Academic credibility was never a problem for President Obama, but it is a bit more of an issue for the man who might replace him, billionaire property tycoon Donald Trump. In the latest round of the legal battle over Trump University, which some former students are suing him over, the bequiffed presidential hopeful is fighting to block the release of videos of his recorded witness statement. Mark Sumner, from the US news site Daily Kos, said that Mr Trump’s campaign was “worried that Trump talking truthfully” about the project “might be used against him”, adding that it was likely it would be “sliced and diced” for use in attack ads.
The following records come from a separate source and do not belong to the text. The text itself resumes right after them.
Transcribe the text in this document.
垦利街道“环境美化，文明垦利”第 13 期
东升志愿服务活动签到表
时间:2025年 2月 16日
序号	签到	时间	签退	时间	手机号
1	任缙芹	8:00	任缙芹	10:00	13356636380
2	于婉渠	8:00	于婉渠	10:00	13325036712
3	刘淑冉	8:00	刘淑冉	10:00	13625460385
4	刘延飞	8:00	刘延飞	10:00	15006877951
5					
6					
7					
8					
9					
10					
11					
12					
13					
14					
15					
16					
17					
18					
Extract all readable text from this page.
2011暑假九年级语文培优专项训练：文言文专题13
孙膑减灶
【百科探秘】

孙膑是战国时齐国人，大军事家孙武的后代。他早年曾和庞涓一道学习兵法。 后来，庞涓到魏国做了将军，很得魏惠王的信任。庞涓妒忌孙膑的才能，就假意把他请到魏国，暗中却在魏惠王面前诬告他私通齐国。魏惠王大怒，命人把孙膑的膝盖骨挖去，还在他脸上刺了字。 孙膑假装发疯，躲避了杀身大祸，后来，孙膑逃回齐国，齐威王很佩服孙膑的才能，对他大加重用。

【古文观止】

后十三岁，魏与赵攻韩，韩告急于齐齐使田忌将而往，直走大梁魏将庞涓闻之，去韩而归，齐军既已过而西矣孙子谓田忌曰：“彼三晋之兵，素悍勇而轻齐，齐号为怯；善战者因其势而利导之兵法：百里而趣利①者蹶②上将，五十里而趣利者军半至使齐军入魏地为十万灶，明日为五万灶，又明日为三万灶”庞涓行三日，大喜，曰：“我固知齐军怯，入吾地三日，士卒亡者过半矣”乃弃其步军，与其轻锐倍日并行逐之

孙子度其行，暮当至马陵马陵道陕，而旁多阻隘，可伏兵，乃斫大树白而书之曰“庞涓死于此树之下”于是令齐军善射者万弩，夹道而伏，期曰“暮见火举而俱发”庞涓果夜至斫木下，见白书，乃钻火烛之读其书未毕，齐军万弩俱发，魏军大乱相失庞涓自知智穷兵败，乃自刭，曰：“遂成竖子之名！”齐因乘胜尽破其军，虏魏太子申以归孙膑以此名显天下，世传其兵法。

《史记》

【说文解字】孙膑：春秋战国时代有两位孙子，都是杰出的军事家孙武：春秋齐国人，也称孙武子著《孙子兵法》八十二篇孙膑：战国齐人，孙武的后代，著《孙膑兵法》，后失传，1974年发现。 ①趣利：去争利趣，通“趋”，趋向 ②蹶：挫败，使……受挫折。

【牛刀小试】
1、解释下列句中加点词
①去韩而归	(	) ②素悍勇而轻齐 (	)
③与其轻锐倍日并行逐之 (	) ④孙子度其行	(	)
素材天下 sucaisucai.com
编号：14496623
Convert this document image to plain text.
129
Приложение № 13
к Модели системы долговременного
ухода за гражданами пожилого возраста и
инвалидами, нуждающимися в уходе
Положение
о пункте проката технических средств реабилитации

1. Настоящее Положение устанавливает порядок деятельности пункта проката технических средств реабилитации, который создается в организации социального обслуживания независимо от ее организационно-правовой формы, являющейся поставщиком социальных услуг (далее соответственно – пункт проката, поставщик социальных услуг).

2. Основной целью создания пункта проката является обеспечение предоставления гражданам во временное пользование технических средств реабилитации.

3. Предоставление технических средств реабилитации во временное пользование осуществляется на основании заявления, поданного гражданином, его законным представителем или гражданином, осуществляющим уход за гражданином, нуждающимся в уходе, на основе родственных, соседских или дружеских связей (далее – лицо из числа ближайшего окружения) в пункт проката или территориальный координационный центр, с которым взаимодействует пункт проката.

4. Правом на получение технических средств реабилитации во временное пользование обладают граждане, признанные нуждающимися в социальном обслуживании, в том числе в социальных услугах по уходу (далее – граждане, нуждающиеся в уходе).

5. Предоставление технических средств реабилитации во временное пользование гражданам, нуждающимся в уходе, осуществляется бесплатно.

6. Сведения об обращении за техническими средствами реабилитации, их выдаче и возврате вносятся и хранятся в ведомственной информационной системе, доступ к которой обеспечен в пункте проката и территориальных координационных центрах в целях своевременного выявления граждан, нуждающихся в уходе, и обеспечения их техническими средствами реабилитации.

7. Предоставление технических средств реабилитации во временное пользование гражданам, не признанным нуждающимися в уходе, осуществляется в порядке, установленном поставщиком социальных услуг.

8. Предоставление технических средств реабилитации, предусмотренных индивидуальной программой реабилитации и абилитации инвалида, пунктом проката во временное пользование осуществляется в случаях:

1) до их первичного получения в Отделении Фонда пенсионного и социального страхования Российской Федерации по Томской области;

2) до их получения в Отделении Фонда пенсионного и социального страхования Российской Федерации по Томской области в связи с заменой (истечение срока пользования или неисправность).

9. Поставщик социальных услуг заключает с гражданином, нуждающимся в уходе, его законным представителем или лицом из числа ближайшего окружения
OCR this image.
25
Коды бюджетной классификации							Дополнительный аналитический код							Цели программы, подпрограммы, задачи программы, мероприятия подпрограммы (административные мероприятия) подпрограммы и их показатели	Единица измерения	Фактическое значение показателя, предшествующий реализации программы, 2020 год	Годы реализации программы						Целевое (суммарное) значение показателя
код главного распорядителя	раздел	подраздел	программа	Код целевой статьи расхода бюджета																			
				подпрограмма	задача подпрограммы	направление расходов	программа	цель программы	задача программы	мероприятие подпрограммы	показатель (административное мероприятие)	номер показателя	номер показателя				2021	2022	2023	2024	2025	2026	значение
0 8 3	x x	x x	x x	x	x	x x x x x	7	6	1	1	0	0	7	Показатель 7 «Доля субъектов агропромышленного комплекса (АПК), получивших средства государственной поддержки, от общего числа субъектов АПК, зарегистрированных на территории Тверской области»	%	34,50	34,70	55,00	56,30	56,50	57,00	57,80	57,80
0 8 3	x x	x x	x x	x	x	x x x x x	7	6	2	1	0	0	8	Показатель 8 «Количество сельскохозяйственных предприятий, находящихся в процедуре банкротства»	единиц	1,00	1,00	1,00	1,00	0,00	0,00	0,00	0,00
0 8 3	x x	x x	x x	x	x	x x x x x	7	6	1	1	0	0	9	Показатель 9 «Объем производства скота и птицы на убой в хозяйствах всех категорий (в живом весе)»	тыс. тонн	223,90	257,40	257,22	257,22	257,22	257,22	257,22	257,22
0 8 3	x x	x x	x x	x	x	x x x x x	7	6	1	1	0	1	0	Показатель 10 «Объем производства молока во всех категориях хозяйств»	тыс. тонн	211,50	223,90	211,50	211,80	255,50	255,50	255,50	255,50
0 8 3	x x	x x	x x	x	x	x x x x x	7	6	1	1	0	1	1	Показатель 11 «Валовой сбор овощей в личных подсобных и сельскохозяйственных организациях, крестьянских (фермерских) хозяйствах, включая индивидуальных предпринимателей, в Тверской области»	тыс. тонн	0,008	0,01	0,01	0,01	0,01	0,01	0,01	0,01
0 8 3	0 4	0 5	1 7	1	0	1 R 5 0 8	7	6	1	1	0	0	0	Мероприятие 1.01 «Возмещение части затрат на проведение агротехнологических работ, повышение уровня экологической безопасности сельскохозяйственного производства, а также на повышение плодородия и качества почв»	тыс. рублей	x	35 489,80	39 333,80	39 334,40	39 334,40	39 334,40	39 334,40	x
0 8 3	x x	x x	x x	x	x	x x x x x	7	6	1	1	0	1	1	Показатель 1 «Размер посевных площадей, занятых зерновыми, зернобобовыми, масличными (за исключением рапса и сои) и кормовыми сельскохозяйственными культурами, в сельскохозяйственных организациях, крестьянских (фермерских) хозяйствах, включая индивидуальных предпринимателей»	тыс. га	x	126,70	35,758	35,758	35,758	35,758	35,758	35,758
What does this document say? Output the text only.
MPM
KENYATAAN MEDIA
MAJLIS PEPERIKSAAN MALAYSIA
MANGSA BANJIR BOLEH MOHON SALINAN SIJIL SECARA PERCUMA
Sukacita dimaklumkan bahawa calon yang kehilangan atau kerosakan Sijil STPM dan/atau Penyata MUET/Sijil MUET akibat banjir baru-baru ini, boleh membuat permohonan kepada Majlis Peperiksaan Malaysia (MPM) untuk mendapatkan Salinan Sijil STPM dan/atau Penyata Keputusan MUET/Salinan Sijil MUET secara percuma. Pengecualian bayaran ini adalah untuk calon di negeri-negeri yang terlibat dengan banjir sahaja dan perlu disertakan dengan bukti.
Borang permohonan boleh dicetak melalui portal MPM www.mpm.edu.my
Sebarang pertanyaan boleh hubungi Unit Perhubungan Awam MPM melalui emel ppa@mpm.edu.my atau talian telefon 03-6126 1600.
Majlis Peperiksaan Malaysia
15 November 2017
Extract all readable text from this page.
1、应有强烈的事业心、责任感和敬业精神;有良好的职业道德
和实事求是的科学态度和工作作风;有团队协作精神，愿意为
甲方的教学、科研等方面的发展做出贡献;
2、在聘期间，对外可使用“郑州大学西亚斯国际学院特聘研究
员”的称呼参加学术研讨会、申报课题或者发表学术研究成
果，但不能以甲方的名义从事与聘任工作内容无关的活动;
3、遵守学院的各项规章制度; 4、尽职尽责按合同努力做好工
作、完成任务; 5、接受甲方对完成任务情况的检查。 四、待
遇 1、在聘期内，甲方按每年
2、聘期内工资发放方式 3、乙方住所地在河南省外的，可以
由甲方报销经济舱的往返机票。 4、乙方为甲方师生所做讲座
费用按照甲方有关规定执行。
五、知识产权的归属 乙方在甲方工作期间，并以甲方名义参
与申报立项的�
While he may worry about footage becoming public, Mr Sumner notes that those putting together ads against Mr Trump already have an “embarrassment of riches” from his gaffes outside the courtroom to work with.

The fallout from Brexit has continued for higher education, with a Welsh university claiming that it has already lost dozens of potential students from Europe after the referendum result. “Over 100 European students have withdrawn their applications to us at this point, 50 by the end of [the Friday after the referendum],” John Grattan, acting vice-chancellor of Aberystwyth University, told a graduation ceremony last week, BBC News reported. “That’s a stunning impact on our finances – there are 120,000 European students at British universities,” added Professor Grattan in his downbeat address. “All UK universities have said that prospective students that had accepted firm offers are now withdrawing them, and we are no exception,” added a university spokesman.